Not so said the Australian company Echo Fix, who had been repairing tape echo devices and specifically Roland Space Echoes for over a decade. They put all that knowledge to work in designing a new machine that is not a replica of the classic Roland products even though, to make a bad pun, it echoes the Roland design assuring its appeal to Space Echo fanatics. It has the look, and a similar feature set and the delay mechanism follows the Roland model. But make no mistake this is a gorgeous, virtually bullet-proof, thoroughly modern unit that nails the classic tone with improved fidelity and a host of other improvements.

Most importantly, it does it with real tape, not tape simulation. To purists, that’s the real magic.

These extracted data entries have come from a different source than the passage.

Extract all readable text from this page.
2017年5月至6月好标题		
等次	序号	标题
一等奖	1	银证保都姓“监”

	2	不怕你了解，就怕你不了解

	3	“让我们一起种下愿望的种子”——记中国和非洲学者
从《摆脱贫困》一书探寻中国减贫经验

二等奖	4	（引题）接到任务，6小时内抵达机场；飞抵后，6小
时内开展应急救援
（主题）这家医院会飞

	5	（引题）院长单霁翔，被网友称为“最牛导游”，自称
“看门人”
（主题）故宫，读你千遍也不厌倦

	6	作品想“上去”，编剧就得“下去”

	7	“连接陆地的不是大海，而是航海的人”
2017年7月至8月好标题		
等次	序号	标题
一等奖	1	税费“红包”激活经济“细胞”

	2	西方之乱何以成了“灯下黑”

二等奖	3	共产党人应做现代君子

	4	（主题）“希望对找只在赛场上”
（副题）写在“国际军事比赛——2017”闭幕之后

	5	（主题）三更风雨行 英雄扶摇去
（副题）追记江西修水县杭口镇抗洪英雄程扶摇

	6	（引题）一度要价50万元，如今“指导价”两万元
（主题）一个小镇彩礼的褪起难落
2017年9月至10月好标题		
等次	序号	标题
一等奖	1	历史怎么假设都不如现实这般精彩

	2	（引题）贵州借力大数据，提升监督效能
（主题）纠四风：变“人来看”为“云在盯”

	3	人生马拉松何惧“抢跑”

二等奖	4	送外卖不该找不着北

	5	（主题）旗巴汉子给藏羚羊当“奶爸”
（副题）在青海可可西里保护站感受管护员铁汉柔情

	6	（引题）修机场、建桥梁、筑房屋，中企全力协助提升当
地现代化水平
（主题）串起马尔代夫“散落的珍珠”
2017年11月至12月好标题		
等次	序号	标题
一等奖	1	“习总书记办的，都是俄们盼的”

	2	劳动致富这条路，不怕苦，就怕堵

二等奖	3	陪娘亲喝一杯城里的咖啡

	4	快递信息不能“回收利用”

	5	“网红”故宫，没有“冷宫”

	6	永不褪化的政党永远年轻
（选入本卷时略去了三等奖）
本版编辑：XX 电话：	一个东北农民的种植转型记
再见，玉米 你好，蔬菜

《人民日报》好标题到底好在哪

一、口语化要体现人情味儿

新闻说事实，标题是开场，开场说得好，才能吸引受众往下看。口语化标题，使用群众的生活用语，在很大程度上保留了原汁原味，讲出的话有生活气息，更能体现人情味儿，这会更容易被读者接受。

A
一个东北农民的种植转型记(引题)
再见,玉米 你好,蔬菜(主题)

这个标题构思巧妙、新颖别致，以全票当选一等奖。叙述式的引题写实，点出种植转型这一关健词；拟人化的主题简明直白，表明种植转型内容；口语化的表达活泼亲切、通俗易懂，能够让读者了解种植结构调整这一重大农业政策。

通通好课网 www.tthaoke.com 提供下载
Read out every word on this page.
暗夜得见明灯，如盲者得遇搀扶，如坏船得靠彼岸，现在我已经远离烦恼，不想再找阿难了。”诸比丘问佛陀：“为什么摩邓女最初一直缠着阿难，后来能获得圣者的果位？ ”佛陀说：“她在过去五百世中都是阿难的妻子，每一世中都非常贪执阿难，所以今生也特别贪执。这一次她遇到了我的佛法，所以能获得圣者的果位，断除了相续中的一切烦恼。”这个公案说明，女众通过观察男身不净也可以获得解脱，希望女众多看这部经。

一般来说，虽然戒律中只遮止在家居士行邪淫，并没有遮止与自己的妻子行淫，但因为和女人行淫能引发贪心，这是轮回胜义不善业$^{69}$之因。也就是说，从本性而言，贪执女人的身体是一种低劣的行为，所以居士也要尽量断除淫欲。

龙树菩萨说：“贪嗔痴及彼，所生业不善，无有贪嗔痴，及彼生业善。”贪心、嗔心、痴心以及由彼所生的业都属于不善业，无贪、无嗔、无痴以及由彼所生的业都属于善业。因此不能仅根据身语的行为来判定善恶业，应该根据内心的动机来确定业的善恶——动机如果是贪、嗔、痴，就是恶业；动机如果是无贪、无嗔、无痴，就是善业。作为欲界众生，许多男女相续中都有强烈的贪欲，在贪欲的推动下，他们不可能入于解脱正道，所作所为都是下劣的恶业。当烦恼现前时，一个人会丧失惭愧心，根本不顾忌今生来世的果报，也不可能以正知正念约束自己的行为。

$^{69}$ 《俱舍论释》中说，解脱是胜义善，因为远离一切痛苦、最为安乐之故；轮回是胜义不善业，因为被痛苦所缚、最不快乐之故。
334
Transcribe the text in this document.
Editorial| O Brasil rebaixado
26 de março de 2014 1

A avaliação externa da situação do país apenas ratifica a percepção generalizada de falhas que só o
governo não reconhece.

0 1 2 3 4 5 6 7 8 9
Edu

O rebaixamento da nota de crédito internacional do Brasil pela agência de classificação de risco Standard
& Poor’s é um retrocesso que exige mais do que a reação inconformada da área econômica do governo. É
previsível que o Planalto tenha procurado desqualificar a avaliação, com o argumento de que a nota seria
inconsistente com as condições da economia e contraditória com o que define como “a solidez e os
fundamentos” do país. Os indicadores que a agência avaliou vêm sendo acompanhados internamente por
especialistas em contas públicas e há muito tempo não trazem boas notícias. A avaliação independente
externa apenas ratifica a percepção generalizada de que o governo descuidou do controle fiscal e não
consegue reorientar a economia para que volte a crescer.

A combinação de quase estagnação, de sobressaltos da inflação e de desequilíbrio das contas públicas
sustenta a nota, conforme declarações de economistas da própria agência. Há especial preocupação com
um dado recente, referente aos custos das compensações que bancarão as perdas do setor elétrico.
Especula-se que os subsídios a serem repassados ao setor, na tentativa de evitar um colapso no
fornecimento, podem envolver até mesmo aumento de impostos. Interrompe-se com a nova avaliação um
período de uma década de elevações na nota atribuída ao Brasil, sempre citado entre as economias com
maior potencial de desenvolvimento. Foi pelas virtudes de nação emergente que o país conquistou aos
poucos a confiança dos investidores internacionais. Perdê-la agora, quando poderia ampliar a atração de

To make it as maintenance free as possible Echo Fix spent three years prototyping, rigorously testing, and accounting for every possible application. They made their own motors and developed custom balancing for them. They designed new tape heads and had them custom manufactured. They researched tape to develop a better sounding and longer lasting formulation.

Echo Fix EF-X2

The EF-X2 features both vintage and modern FET preamps, classic tape echo, a spring reverb and a DSP Chorus and Reverb. The EF-X3 went a step further with a 100% Analog signal path with BBD Chorus and analog Spring Reverb. It added Individual outputs for each playback head to offer flexibility never seen before in a tape echo, with the ability to achieve a classic Stereo Ping-Pong delay effect from a mono source by panning each playback head externally via a mixer or DAW.

To those wanting that tape-based magic with a host of modern features and without the maintenance hassles of a vintage unit, the Echo Fix units represent perhaps the ultimate delay Nirvana. It’s hard to imagine that the glorious heritage of the tape based Space Echo could be taken any further but this is audio, so we never say never.